The survival of B. tectorum seedlings in spring to flowering plants and seed production were the two most important transitions contributing to the population growth of B. tectorum in both years. This is logical, as seed production of an annual plant without a substantial seedbank determines the number of individuals in the next generation (Watkinson et al. 1989). Other studies have shown that even when there is a low density of B. tectorum individuals, if those individuals produce a large quantity of seeds, then populations can remain viable (Hulbert 1955). In 2013, the overwinter survival of seedlings that germinated in fall of 2012 was also very important to population growth, but only in the control and winter-wet treatments. Elasticity values in the winter-dry treatment were higher for seeds remaining viable in the seedbank until spring and for spring germination. Fall germination was low in the winter-dry treatment, with comparatively greater spring germination after a wet-up in the spring, making spring seedling germination a more important contributor to population growth after winter drought. Altering the timing of precipitation not only affected abundance and seed production of B. tectorum, it also changed the timing and relative importance of different life stages to population growth. Our elasticity analyses provide new information on how B. tectorum can adjust growth strategies to match the environment and further illustrate the ability of this species to alter its phenology to match climatic conditions (Beckstead et al. 1996). Management applications aimed to reduce spring seedling survival and seed production, such as spring grazing or burning, may be effective at reducing the population growth of B. tectorum.
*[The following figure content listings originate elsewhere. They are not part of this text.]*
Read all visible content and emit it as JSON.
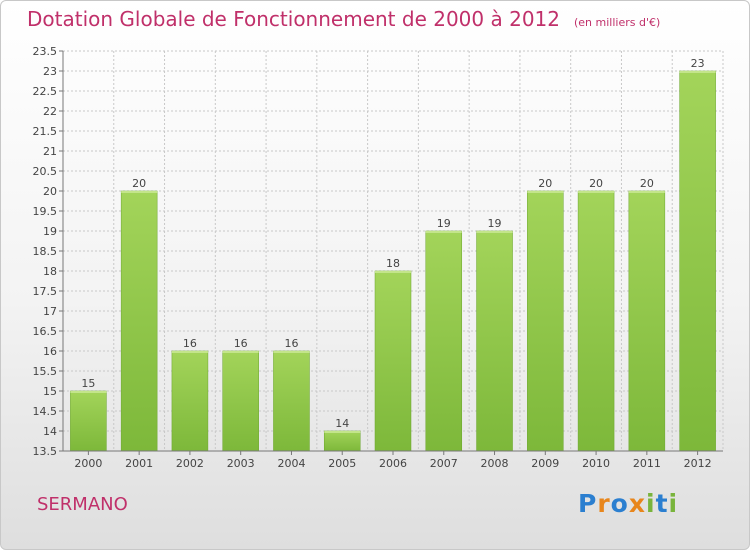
{
  "header": {
    "title": "Dotation Globale de Fonctionnement de 2000 à 2012",
    "subtitle": "(en milliers d'€)"
  },
  "footer": {
    "commune": "SERMANO",
    "logo_text": "Proxiti",
    "logo_colors": [
      "#2b7fd0",
      "#e8861c",
      "#2b7fd0",
      "#e8861c",
      "#79b43c",
      "#2b7fd0",
      "#79b43c"
    ]
  },
  "chart_data": {
    "type": "bar",
    "title": "Dotation Globale de Fonctionnement de 2000 à 2012",
    "subtitle": "(en milliers d'€)",
    "categories": [
      "2000",
      "2001",
      "2002",
      "2003",
      "2004",
      "2005",
      "2006",
      "2007",
      "2008",
      "2009",
      "2010",
      "2011",
      "2012"
    ],
    "values": [
      15,
      20,
      16,
      16,
      16,
      14,
      18,
      19,
      19,
      20,
      20,
      20,
      23
    ],
    "data_labels": [
      "15",
      "20",
      "16",
      "16",
      "16",
      "14",
      "18",
      "19",
      "19",
      "20",
      "20",
      "20",
      "23"
    ],
    "ylim": [
      13.5,
      23.5
    ],
    "yticks": [
      13.5,
      14,
      14.5,
      15,
      15.5,
      16,
      16.5,
      17,
      17.5,
      18,
      18.5,
      19,
      19.5,
      20,
      20.5,
      21,
      21.5,
      22,
      22.5,
      23,
      23.5
    ],
    "ytick_labels": [
      "13.5",
      "14",
      "14.5",
      "15",
      "15.5",
      "16",
      "16.5",
      "17",
      "17.5",
      "18",
      "18.5",
      "19",
      "19.5",
      "20",
      "20.5",
      "21",
      "21.5",
      "22",
      "22.5",
      "23",
      "23.5"
    ],
    "grid": true,
    "bar_color": "#7db83a",
    "bar_color_light": "#a3d45a"
  }
}
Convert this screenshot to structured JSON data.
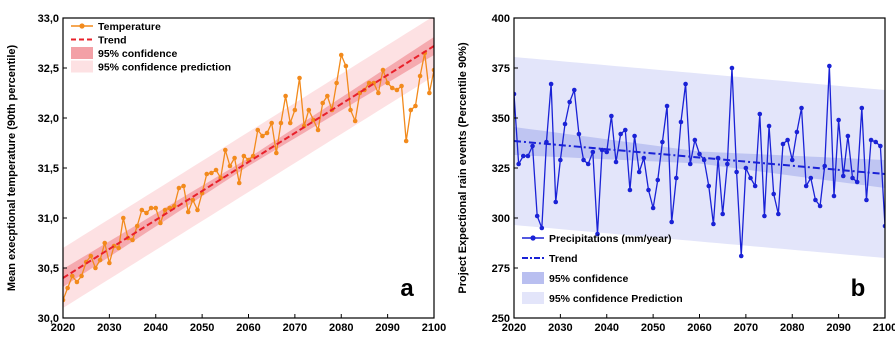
{
  "chart_data": [
    {
      "type": "line",
      "panel_label": "a",
      "ylabel": "Mean execptional temperature (90th percentile)",
      "xlim": [
        2020,
        2100
      ],
      "ylim": [
        30.0,
        33.0
      ],
      "xticks": [
        2020,
        2030,
        2040,
        2050,
        2060,
        2070,
        2080,
        2090,
        2100
      ],
      "yticks": [
        "30,0",
        "30,5",
        "31,0",
        "31,5",
        "32,0",
        "32,5",
        "33,0"
      ],
      "ytick_values": [
        30.0,
        30.5,
        31.0,
        31.5,
        32.0,
        32.5,
        33.0
      ],
      "legend_position": "top-left",
      "colors": {
        "series": "#f28a1c",
        "trend": "#e8202a",
        "ci": "#f3a0a6",
        "pi": "#fde1e3"
      },
      "legend": {
        "series": "Temperature",
        "trend": "Trend",
        "ci": "95% confidence",
        "pi": "95% confidence prediction"
      },
      "series": [
        {
          "name": "Temperature",
          "x": [
            2020,
            2021,
            2022,
            2023,
            2024,
            2025,
            2026,
            2027,
            2028,
            2029,
            2030,
            2031,
            2032,
            2033,
            2034,
            2035,
            2036,
            2037,
            2038,
            2039,
            2040,
            2041,
            2042,
            2043,
            2044,
            2045,
            2046,
            2047,
            2048,
            2049,
            2050,
            2051,
            2052,
            2053,
            2054,
            2055,
            2056,
            2057,
            2058,
            2059,
            2060,
            2061,
            2062,
            2063,
            2064,
            2065,
            2066,
            2067,
            2068,
            2069,
            2070,
            2071,
            2072,
            2073,
            2074,
            2075,
            2076,
            2077,
            2078,
            2079,
            2080,
            2081,
            2082,
            2083,
            2084,
            2085,
            2086,
            2087,
            2088,
            2089,
            2090,
            2091,
            2092,
            2093,
            2094,
            2095,
            2096,
            2097,
            2098,
            2099,
            2100
          ],
          "values": [
            30.18,
            30.3,
            30.42,
            30.36,
            30.42,
            30.56,
            30.62,
            30.5,
            30.58,
            30.75,
            30.55,
            30.72,
            30.7,
            31.0,
            30.8,
            30.78,
            30.92,
            31.08,
            31.05,
            31.1,
            31.1,
            30.95,
            31.08,
            31.1,
            31.12,
            31.3,
            31.32,
            31.06,
            31.18,
            31.08,
            31.25,
            31.44,
            31.45,
            31.48,
            31.4,
            31.68,
            31.52,
            31.6,
            31.35,
            31.62,
            31.58,
            31.62,
            31.88,
            31.82,
            31.85,
            31.95,
            31.65,
            31.95,
            32.22,
            31.95,
            32.08,
            32.4,
            31.92,
            32.08,
            31.98,
            31.88,
            32.15,
            32.22,
            32.08,
            32.35,
            32.63,
            32.52,
            32.08,
            31.97,
            32.25,
            32.28,
            32.35,
            32.35,
            32.25,
            32.48,
            32.35,
            32.3,
            32.28,
            32.32,
            31.77,
            32.08,
            32.12,
            32.42,
            32.65,
            32.25,
            32.48
          ]
        }
      ],
      "trend": {
        "start": 30.4,
        "end": 32.72
      },
      "ci_halfwidth": {
        "start": 0.09,
        "mid": 0.04,
        "end": 0.09
      },
      "pi_halfwidth": 0.3
    },
    {
      "type": "line",
      "panel_label": "b",
      "ylabel": "Project Expectional rain events (Percentile 90%)",
      "xlim": [
        2020,
        2100
      ],
      "ylim": [
        250,
        400
      ],
      "xticks": [
        2020,
        2030,
        2040,
        2050,
        2060,
        2070,
        2080,
        2090,
        2100
      ],
      "yticks": [
        "250",
        "275",
        "300",
        "325",
        "350",
        "375",
        "400"
      ],
      "ytick_values": [
        250,
        275,
        300,
        325,
        350,
        375,
        400
      ],
      "legend_position": "bottom-left",
      "colors": {
        "series": "#1a22d6",
        "trend": "#1a22d6",
        "ci": "#b9bff0",
        "pi": "#e3e5fa"
      },
      "legend": {
        "series": "Precipitations (mm/year)",
        "trend": "Trend",
        "ci": "95% confidence",
        "pi": "95% confidence Prediction"
      },
      "series": [
        {
          "name": "Precipitations (mm/year)",
          "x": [
            2020,
            2021,
            2022,
            2023,
            2024,
            2025,
            2026,
            2027,
            2028,
            2029,
            2030,
            2031,
            2032,
            2033,
            2034,
            2035,
            2036,
            2037,
            2038,
            2039,
            2040,
            2041,
            2042,
            2043,
            2044,
            2045,
            2046,
            2047,
            2048,
            2049,
            2050,
            2051,
            2052,
            2053,
            2054,
            2055,
            2056,
            2057,
            2058,
            2059,
            2060,
            2061,
            2062,
            2063,
            2064,
            2065,
            2066,
            2067,
            2068,
            2069,
            2070,
            2071,
            2072,
            2073,
            2074,
            2075,
            2076,
            2077,
            2078,
            2079,
            2080,
            2081,
            2082,
            2083,
            2084,
            2085,
            2086,
            2087,
            2088,
            2089,
            2090,
            2091,
            2092,
            2093,
            2094,
            2095,
            2096,
            2097,
            2098,
            2099,
            2100
          ],
          "values": [
            362,
            327,
            331,
            331,
            336,
            301,
            295,
            338,
            367,
            308,
            329,
            347,
            358,
            364,
            342,
            329,
            327,
            333,
            292,
            334,
            333,
            351,
            328,
            342,
            344,
            314,
            341,
            323,
            330,
            314,
            305,
            319,
            338,
            356,
            298,
            320,
            348,
            367,
            327,
            339,
            332,
            329,
            316,
            297,
            330,
            302,
            327,
            375,
            323,
            281,
            325,
            320,
            316,
            352,
            301,
            346,
            312,
            302,
            337,
            339,
            329,
            343,
            355,
            316,
            320,
            309,
            306,
            326,
            376,
            311,
            349,
            321,
            341,
            320,
            318,
            355,
            309,
            339,
            338,
            336,
            296
          ]
        }
      ],
      "trend": {
        "start": 338.5,
        "end": 322.0
      },
      "ci_halfwidth": {
        "start": 7,
        "mid": 3,
        "end": 7
      },
      "pi_halfwidth": 42
    }
  ]
}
This study has important implications for the management of disturbed or invaded ecosystems in a changing climate. Currently, climate and land use change are creating disturbances that can reduce competition from the resident community and increase the success of colonizing invasive plant species (Hobbs and Huenneke 1992; Dukes and Mooney 1999). Invasive species, such as B. tectorum, may be able to exploit changes in precipitation patterns that natives cannot. However, the findings of our study support the results of others showing that competition from native species is important and can deter invasion. Management actions that favor natives need to be considered along with management actions that directly reduce B. tectorum populations. Future invasibility of plant communities will not only be a function of changing climate, but also of levels of disturbance and the resilience of the existing plant community to climate change (Chambers et al. 2014; Reisner et al. 2013). Our research highlights the importance of considering the strong interactive effects that climate change and biotic change can have on the success of invasive species.